FlickrCrawl.java methods documentation
The output is a server response in json format containing information about the operation, and if information is processed correctly RabbitMQ will have messages in the specified queue.
parseOut
Responsible method calling the request and parsing the responses from the GET requests to the FLickr API. Returns a json object that contains the operation result.
@param jsonObject The paylod of the initial POST request that the user provides and. defines the parameters to form the GET request to the Flickr API. @return The json object containing information about process status. @throws IOException If an input or output exception occurred. @throws Exception If an input or output exception occurred.
Package: gr.iti.dimsam.flickrcrawl.rest
FlickrCrawl_Rest.java methods documentation
The Jersey rest class
@POST @Consumes("application/json") @Produces("application/json")
postJson
The rest implementation for the crawler. @param json The json object containing the payload for the Post request provided by the user. @return json The json object containing the result. @throws Exception if json object not provided to method
Package: gr.iti.dimsam.complexrtcrawl.util
Package containing utility classes GetRequest.java methods documentation
The class containing the implementation of the methods for the Get request to the API.
callGET
Responsible for passing the URL for the GET request to the Flickr API. Returns the response back as String so that processing is initiated.
@param url The url of the request. @return The response of the GET request as String.

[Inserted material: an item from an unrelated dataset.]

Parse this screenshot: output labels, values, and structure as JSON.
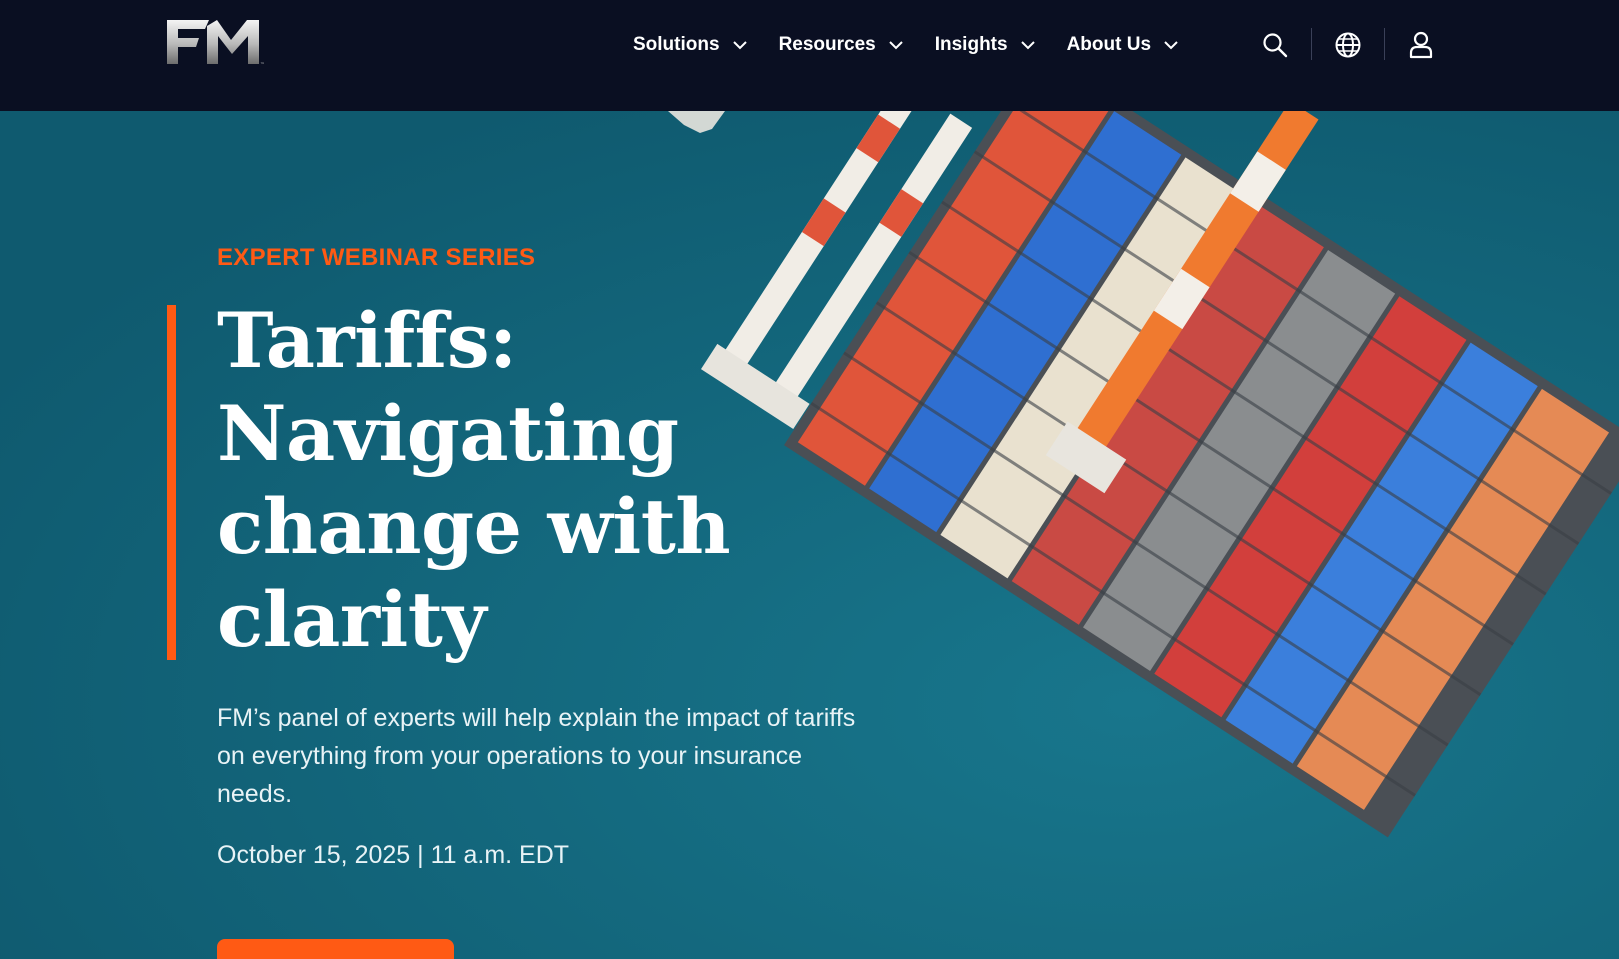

Convert.java methods documentation
convertStreamToString
Responsible for parsing the inputstream created by the GET request to a String
@param is The inputStream. @return The String. @throws IOException If an input or output exception occurred.
convertWord
Responsible for substituting special characters within a String
@param word The String. @return The processed String.
Logger
log & err
Logging and error messaging methods
#Problems met
3600 requests /hour …1 request/sec
Queries return at max 4000 results as specified by the API. Yet a lot more than 4000 results do come back…. Have to check for duplicates
Duplicate images had to be dealt with HashMap – HashSet (HashMap was selected as we where looking for the those having been returned more than once)
Uncertain of how parameters in the reques work along (e.g. tags refer to tags, text refers to title, description, tags)
Photos and Videos show up as image urls in the response. So videos are images for Flick. No video url reference.
Original images are user protected and displayed at user’s will. (Also have a different secret than the rest of the set (secret_o)).
Lat/Lon search returns 250 results per request instead of 500 for tag/text requests.
#Future work
Try Catch statements surrounding all object parsing methods to prevent user from malformed and erroneous input…. (Restrict it from the UI).
Parse comments array and get specific objects instead of the whole array.